Over 12 matchups (both regular season and playoffs) against Golden State since the 2014-15 season, Leonard has averaged a solid 20.1 points, 6.9 rebounds, 2.4 assists and 2.1 steals per game.

He's had mostly all good games, with only one or two bad games. His best game (excluding the 24 minutes he played in Game 1 of the WCF) came on opening night of the 2016-17 season where he spoiled Kevin Durant's Warriors debut in a blowout win at Oracle Arena.

Leonard torched Golden State for 35 points on 10-for-21 shooting from the field. He attacked the rim relentlessly, resulting in 15 free throw attempts, in which he sunk all 15. He had five rebounds, five steals, three assists and finished plus-14 in a game that the Spurs won 129-100.

If we're going to bring up the good, it's only right to bring up the bad: Leonard's worst game against the Warriors came late in the 2016-17 season in, surprisingly, a game where they were without Durant.

Leonard still had 19 points but was ineffective from the field, going 7-for-20 (35.0 percent) and missing all five of his 3-point attempts.
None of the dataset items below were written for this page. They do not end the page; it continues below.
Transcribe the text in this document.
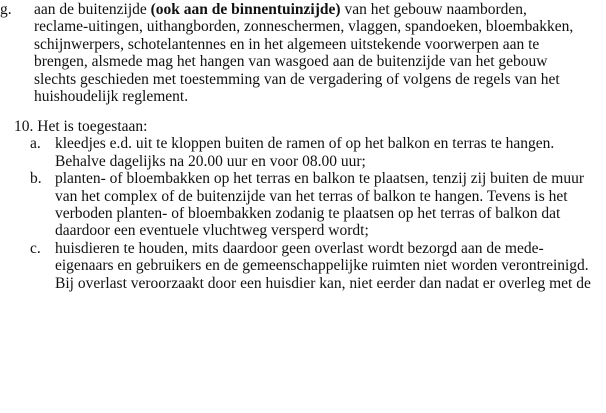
g.	aan de buitenzijde (ook aan de binnentuinzijde) van het gebouw naamborden,
reclame-uitingen, uithangborden, zonneschermen, vlaggen, spandoeken, bloembakken,
schijnwerpers, schotelantennes en in het algemeen uitstekende voorwerpen aan te
brengen, alsmede mag het hangen van wasgoed aan de buitenzijde van het gebouw
slechts geschieden met toestemming van de vergadering of volgens de regels van het
huishoudelijk reglement.
10. Het is toegestaan:
a. kleedjes e.d. uit te kloppen buiten de ramen of op het balkon en terras te hangen.
Behalve dagelijks na 20.00 uur en voor 08.00 uur;
b. planten- of bloembakken op het terras en balkon te plaatsen, tenzij zij buiten de muur
van het complex of de buitenzijde van het terras of balkon te hangen. Tevens is het
verboden planten- of bloembakken zodanig te plaatsen op het terras of balkon dat
daardoor een eventuele vluchtweg versperd wordt;
c. huisdieren te houden, mits daardoor geen overlast wordt bezorgd aan de mede-
eigenaars en gebruikers en de gemeenschappelijke ruimten niet worden verontreinigd.
Bij overlast veroorzaakt door een huisdier kan, niet eerder dan nadat er overleg met de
He still corralled seven boards and dished out five assists but he turned the ball over five times, the most he's ever turned it over in a contest versus Golden State. The Spurs lost 110-98 and he wouldn't see them again until that Western Conference Finals Game 1.

Since the start of the 2014-15 season, the Raptors are 0-8 versus the Warriors. In their final meeting last year they suffered a close two-point loss at home; earlier last season it was a five-point loss at Oracle Arena. Five of their last six meetings resulted in two-possession losses, so the Raptors are right there but haven't pulled off a win yet.

Whether or not Leonard gets Toronto over that hump will be seen tonight, but he has a history of stepping up in big games and this one should have the atmosphere of an NBA Finals game even if it is late November.